Friday, May 27, 2022

Hunting for Buried Treasure

This holiday of ours includes a hunting trip for bits of hidden treasure, only the treasure being sought is hidden in mountains of documentation. Literally centuries of paperwork.

I know where my ancestors came from in Newfoundland to about 1830, but before that I have only a series of names and scraps of information gleaned from sifting through boxes of family letters and materials (thanks Mom for saving everything you could), and from reading books and accounts online.

I had hit a barrier, so investigating further required being here in person.

Well, ta da.

On a cold but rarely beautiful day we spent 9 hours of it in the Rooms Museum's Reference and Archive Centre. Martin generously played research assistant, and we got stuck into looking through parish records and vital statistics to see if we could find anything.


Not much as it happened. But there were a few nuggets.

I knew my great-grandmother Emma Winsor Butler married her first husband John Gibbson, who died at age 32. What I didn't know is she had given birth to a son, John William Butler (named after her father), and also that her married name was Gibbeson. There was never a question about the two Bs but no one really knew for sure E. 
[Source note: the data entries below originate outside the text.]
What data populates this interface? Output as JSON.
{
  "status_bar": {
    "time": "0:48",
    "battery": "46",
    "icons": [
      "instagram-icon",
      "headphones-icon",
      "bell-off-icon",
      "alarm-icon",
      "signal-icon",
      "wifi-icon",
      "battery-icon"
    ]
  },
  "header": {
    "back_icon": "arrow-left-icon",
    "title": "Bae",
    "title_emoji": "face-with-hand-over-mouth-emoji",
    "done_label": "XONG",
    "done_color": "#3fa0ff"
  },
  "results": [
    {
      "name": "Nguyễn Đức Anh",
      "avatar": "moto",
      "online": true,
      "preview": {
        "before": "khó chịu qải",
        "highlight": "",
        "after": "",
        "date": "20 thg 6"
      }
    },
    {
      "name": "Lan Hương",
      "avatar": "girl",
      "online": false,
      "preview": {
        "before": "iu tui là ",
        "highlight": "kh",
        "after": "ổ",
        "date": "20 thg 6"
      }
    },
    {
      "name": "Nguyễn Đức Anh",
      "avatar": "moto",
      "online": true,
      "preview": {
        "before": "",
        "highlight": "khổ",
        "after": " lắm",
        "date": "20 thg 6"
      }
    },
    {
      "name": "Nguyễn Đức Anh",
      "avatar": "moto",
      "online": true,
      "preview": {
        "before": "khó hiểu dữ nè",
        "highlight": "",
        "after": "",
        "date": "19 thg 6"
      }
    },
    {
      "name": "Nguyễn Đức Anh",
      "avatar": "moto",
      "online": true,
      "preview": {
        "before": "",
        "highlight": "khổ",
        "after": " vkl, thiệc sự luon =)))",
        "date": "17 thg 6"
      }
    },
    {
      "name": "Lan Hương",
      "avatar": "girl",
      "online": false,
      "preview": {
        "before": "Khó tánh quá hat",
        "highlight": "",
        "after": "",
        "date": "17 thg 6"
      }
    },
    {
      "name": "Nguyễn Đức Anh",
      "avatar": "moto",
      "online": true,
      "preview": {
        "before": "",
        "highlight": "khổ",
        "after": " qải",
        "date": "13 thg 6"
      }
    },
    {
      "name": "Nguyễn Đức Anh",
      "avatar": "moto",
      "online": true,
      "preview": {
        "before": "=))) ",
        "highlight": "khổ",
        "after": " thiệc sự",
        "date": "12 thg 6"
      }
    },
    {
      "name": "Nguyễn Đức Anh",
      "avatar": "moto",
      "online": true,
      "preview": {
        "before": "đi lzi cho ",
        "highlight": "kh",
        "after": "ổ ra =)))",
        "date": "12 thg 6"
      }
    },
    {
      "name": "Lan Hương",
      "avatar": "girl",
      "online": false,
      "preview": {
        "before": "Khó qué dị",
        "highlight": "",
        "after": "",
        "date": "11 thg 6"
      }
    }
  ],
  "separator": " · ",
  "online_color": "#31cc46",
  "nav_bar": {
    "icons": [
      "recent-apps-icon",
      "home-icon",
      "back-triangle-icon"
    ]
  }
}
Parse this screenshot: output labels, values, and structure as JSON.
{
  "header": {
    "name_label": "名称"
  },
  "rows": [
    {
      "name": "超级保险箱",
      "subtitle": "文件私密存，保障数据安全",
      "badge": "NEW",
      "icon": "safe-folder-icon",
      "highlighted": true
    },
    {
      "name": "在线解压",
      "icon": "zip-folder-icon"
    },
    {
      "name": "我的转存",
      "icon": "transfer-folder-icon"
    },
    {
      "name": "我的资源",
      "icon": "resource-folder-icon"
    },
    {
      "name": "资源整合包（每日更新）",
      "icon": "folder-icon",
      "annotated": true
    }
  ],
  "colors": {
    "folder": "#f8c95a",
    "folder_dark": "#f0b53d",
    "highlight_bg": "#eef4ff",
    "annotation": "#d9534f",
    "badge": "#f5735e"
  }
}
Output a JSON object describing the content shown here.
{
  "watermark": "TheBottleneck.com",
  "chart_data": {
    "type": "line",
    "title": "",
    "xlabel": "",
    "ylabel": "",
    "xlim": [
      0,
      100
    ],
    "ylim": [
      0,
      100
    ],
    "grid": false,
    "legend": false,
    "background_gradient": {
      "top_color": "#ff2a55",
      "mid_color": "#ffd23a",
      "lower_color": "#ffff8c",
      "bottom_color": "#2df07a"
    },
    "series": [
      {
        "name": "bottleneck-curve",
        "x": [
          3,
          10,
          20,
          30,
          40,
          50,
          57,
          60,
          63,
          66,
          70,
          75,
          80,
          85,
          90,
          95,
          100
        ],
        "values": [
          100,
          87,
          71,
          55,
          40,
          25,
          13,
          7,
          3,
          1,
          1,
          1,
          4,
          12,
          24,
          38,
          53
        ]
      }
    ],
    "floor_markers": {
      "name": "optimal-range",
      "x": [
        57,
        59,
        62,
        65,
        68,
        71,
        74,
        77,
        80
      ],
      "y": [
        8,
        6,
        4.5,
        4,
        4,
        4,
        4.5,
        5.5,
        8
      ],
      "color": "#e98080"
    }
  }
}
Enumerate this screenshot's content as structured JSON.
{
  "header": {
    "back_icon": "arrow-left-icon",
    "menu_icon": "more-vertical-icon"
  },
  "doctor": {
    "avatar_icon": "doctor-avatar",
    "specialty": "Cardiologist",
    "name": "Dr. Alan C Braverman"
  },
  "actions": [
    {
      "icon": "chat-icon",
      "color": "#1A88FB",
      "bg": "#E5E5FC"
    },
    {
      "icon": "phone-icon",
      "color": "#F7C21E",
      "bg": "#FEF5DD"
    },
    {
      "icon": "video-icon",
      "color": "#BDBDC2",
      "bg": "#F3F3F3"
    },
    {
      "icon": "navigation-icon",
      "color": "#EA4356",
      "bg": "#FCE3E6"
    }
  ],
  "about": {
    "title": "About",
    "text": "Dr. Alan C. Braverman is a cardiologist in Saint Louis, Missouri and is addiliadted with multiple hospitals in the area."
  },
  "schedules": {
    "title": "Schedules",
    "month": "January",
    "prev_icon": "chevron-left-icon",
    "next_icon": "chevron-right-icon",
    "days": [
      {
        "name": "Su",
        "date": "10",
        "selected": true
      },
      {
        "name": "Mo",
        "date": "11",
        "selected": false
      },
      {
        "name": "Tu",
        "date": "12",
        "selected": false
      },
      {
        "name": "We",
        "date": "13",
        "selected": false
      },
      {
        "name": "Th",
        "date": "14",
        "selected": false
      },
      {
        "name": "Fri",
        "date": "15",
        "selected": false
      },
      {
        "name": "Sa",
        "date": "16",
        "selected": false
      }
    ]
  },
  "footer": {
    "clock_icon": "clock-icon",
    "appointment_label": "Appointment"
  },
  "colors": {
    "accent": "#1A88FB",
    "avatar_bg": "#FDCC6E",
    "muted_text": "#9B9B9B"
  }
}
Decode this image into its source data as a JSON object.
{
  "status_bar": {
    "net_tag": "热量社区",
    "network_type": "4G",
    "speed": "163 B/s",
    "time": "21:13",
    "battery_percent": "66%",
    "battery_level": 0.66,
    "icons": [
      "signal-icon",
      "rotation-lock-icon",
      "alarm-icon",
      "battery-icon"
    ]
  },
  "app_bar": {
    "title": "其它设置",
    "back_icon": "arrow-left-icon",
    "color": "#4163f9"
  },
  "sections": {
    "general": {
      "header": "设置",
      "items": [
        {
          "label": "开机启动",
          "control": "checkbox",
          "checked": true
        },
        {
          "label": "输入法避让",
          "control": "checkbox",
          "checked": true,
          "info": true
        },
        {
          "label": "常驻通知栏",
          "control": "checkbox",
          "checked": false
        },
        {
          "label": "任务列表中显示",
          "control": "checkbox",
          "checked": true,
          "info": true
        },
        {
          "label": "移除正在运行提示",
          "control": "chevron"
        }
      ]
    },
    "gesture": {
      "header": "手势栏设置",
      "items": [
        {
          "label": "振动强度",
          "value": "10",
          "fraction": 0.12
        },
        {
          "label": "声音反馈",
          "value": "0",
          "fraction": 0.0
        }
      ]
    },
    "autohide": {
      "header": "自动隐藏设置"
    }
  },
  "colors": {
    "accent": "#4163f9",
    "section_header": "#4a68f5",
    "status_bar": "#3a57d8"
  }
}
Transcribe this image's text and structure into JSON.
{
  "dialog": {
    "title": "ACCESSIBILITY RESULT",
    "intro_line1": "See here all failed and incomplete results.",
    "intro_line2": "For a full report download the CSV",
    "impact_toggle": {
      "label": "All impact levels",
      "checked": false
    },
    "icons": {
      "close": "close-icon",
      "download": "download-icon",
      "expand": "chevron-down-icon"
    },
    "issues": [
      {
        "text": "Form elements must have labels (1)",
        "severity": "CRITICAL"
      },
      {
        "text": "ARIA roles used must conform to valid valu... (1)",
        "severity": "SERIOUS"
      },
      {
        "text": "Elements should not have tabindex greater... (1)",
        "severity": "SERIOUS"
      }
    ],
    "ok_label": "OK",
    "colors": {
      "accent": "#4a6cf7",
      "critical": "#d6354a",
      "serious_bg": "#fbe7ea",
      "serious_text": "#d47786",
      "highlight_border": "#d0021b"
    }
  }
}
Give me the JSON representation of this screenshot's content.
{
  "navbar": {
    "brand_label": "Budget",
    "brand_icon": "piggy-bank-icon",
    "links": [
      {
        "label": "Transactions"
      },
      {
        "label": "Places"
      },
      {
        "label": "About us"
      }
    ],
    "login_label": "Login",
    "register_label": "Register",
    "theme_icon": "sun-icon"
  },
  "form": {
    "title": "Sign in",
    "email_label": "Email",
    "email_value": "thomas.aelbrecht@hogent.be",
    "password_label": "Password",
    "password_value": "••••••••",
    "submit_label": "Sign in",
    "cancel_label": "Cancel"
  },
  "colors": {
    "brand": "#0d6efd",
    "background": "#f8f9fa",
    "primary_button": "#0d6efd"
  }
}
Young John William Butler Gibbeson died in 1884, aged 8 months, only a few months before his father John Gibbeson died in 1885. That must have been one reason her brothers were able to persuade her to emigrate to Canada's west coast just after they themselves did in 1888.

9 hours work for very little new information, but we were quite satisfied. It was a signature day, being able to at least try. And we were not in some dusty basement, but in an airy room with a magnificent view over St. John's. Really, who wouldn't want to hunt for something hidden when one could look out on such treasure?